At the Interbank Foreign Exchange (forex), the rupee opened on a firm note at 70.50 and touched a high of 70.44 per US dollar in early trade.
But it pared early gains later and fell to an intra-day low of 70.95 against the US dollar. The domestic currency, however, recovered some lost ground and finally settled for the day at 70.92 per dollar, down 43 paise over its previous closing. This is the lowest closing level since December 17 when the rupee closed at 71.56 per dollar.

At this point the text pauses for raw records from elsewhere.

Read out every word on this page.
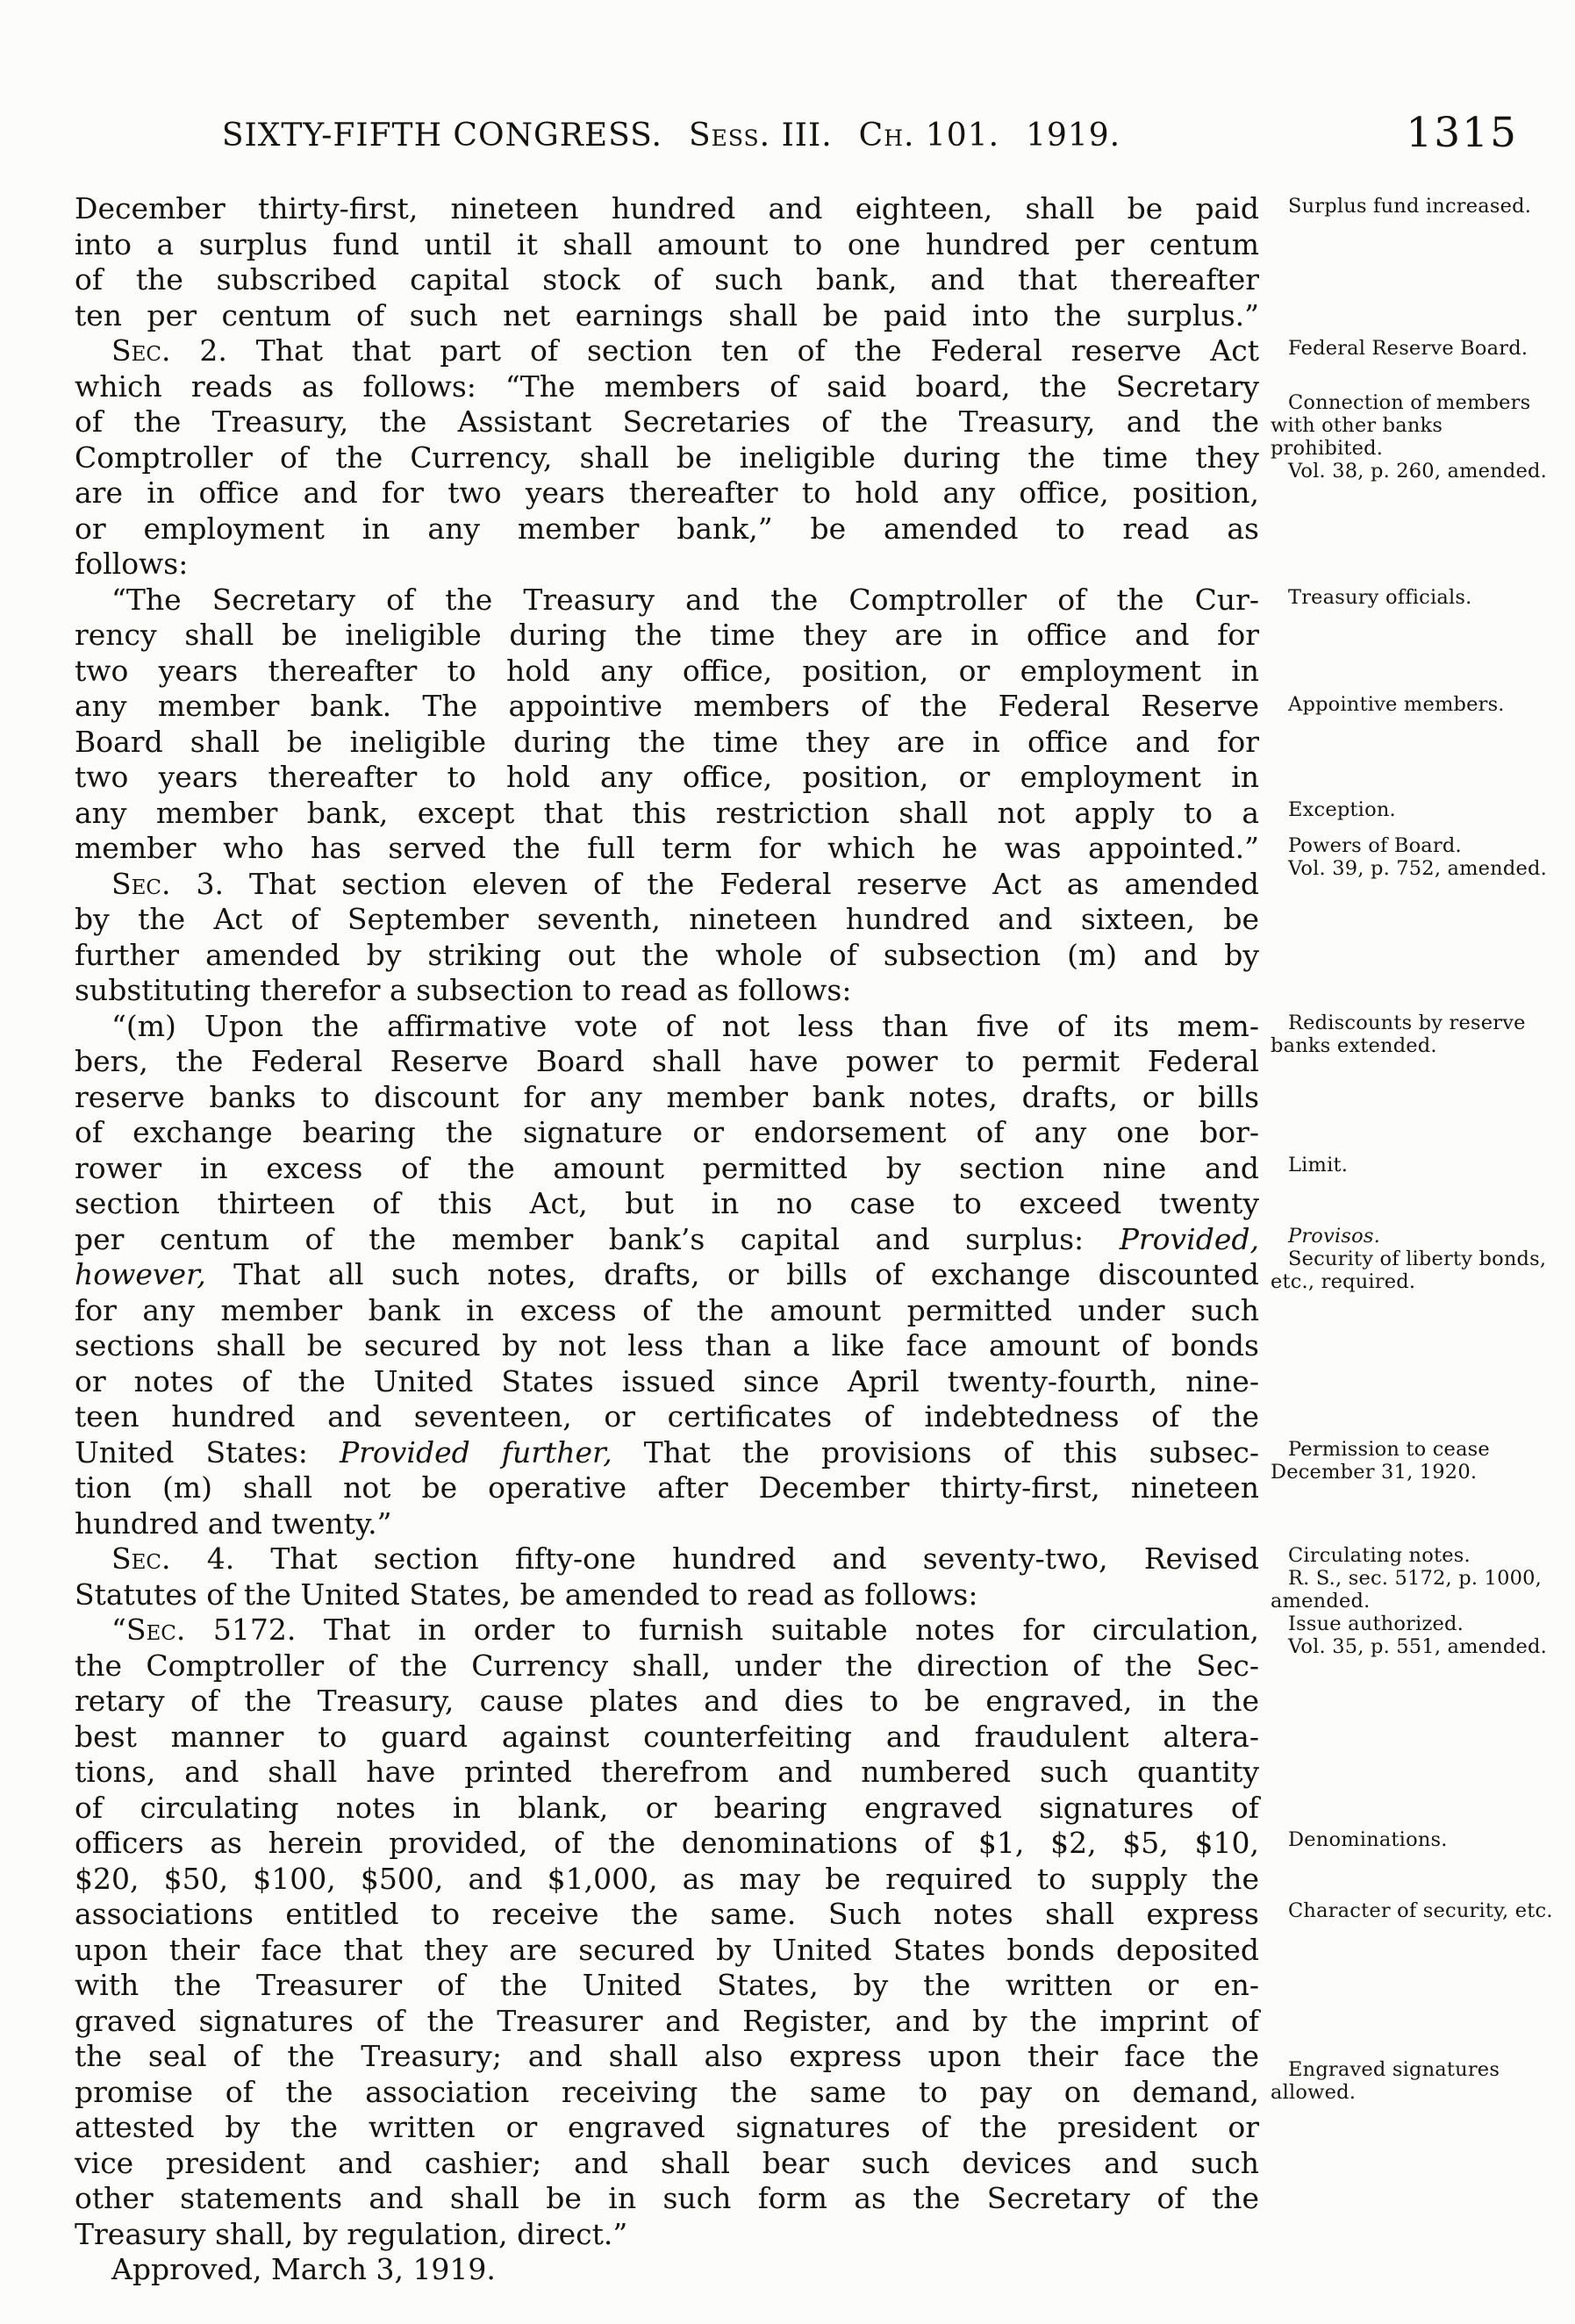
SIXTY-FIFTH CONGRESS. Sess. III. Ch. 101. 1919.	1315
December thirty-first, nineteen hundred and eighteen, shall be paid
into a surplus fund until it shall amount to one hundred per centum
of the subscribed capital stock of such bank, and that thereafter
ten per centum of such net earnings shall be paid into the surplus.”
Sec. 2. That that part of section ten of the Federal reserve Act
which reads as follows: “The members of said board, the Secretary
of the Treasury, the Assistant Secretaries of the Treasury, and the
Comptroller of the Currency, shall be ineligible during the time they
are in office and for two years thereafter to hold any office, position,
or employment in any member bank,” be amended to read as
follows:
“The Secretary of the Treasury and the Comptroller of the Cur-
rency shall be ineligible during the time they are in office and for
two years thereafter to hold any office, position, or employment in
any member bank. The appointive members of the Federal Reserve
Board shall be ineligible during the time they are in office and for
two years thereafter to hold any office, position, or employment in
any member bank, except that this restriction shall not apply to a
member who has served the full term for which he was appointed.”
Sec. 3. That section eleven of the Federal reserve Act as amended
by the Act of September seventh, nineteen hundred and sixteen, be
further amended by striking out the whole of subsection (m) and by
substituting therefor a subsection to read as follows:
“(m) Upon the affirmative vote of not less than five of its mem-
bers, the Federal Reserve Board shall have power to permit Federal
reserve banks to discount for any member bank notes, drafts, or bills
of exchange bearing the signature or endorsement of any one bor-
rower in excess of the amount permitted by section nine and
section thirteen of this Act, but in no case to exceed twenty
per centum of the member bank’s capital and surplus: Provided,
however, That all such notes, drafts, or bills of exchange discounted
for any member bank in excess of the amount permitted under such
sections shall be secured by not less than a like face amount of bonds
or notes of the United States issued since April twenty-fourth, nine-
teen hundred and seventeen, or certificates of indebtedness of the
United States: Provided further, That the provisions of this subsec-
tion (m) shall not be operative after December thirty-first, nineteen
hundred and twenty.”
Sec. 4. That section fifty-one hundred and seventy-two, Revised
Statutes of the United States, be amended to read as follows:
“Sec. 5172. That in order to furnish suitable notes for circulation,
the Comptroller of the Currency shall, under the direction of the Sec-
retary of the Treasury, cause plates and dies to be engraved, in the
best manner to guard against counterfeiting and fraudulent altera-
tions, and shall have printed therefrom and numbered such quantity
of circulating notes in blank, or bearing engraved signatures of
officers as herein provided, of the denominations of $1, $2, $5, $10,
$20, $50, $100, $500, and $1,000, as may be required to supply the
associations entitled to receive the same. Such notes shall express
upon their face that they are secured by United States bonds deposited
with the Treasurer of the United States, by the written or en-
graved signatures of the Treasurer and Register, and by the imprint of
the seal of the Treasury; and shall also express upon their face the
promise of the association receiving the same to pay on demand,
attested by the written or engraved signatures of the president or
vice president and cashier; and shall bear such devices and such
other statements and shall be in such form as the Secretary of the
Treasury shall, by regulation, direct.”
Approved, March 3, 1919.
Surplus fund increased.
Federal Reserve Board.
Connection of members with other banks prohibited.
Vol. 38, p. 260, amended.
Treasury officials.
Appointive members.
Exception.
Powers of Board.
Vol. 39, p. 752, amended.
Rediscounts by reserve banks extended.
Limit.
Provisos.
Security of liberty bonds, etc., required.
Permission to cease December 31, 1920.
Circulating notes.
R. S., sec. 5172, p. 1000, amended.
Issue authorized.
Vol. 35, p. 551, amended.
Denominations.
Character of security, etc.
Engraved signatures allowed.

On Friday, the rupee had weakened by 8 paise to close at 70.49 against the US dollar. HDFC Securities Head PCG & Capital Markets Strategy V K Sharma said weaker economic data, fall in domestic equity and foreign fund outflow weighed on the rupee sentiment.
Industrial output growth dropped to a 17-month low of 0.5 per cent in November on account of contraction in the manufacturing sector, particularly consumer and capital goods.
Meanwhile, the dollar index, which gauges the greenback’s strength against a basket of six currencies, dipped 0.11 per cent to 95.56 in late afternoon trade.
Brent crude, the global benchmark, was trading at USD 59.63 per barrel, lower by 1.41 per cent.
Meanwhile, foreign funds sold shares worth Rs 687.20 crore on a net basis Friday, while domestic institutional investors bought equities to the tune of Rs 123.17 crore, provisional data showed.
The Financial Benchmark India Private Ltd (FBIL) set the reference rate for the rupee/dollar at 70.8244 and for rupee/euro at 81.2469. The reference rate for rupee/British pound was fixed at 90.9640 and for rupee/100 Japanese yen at 65.50.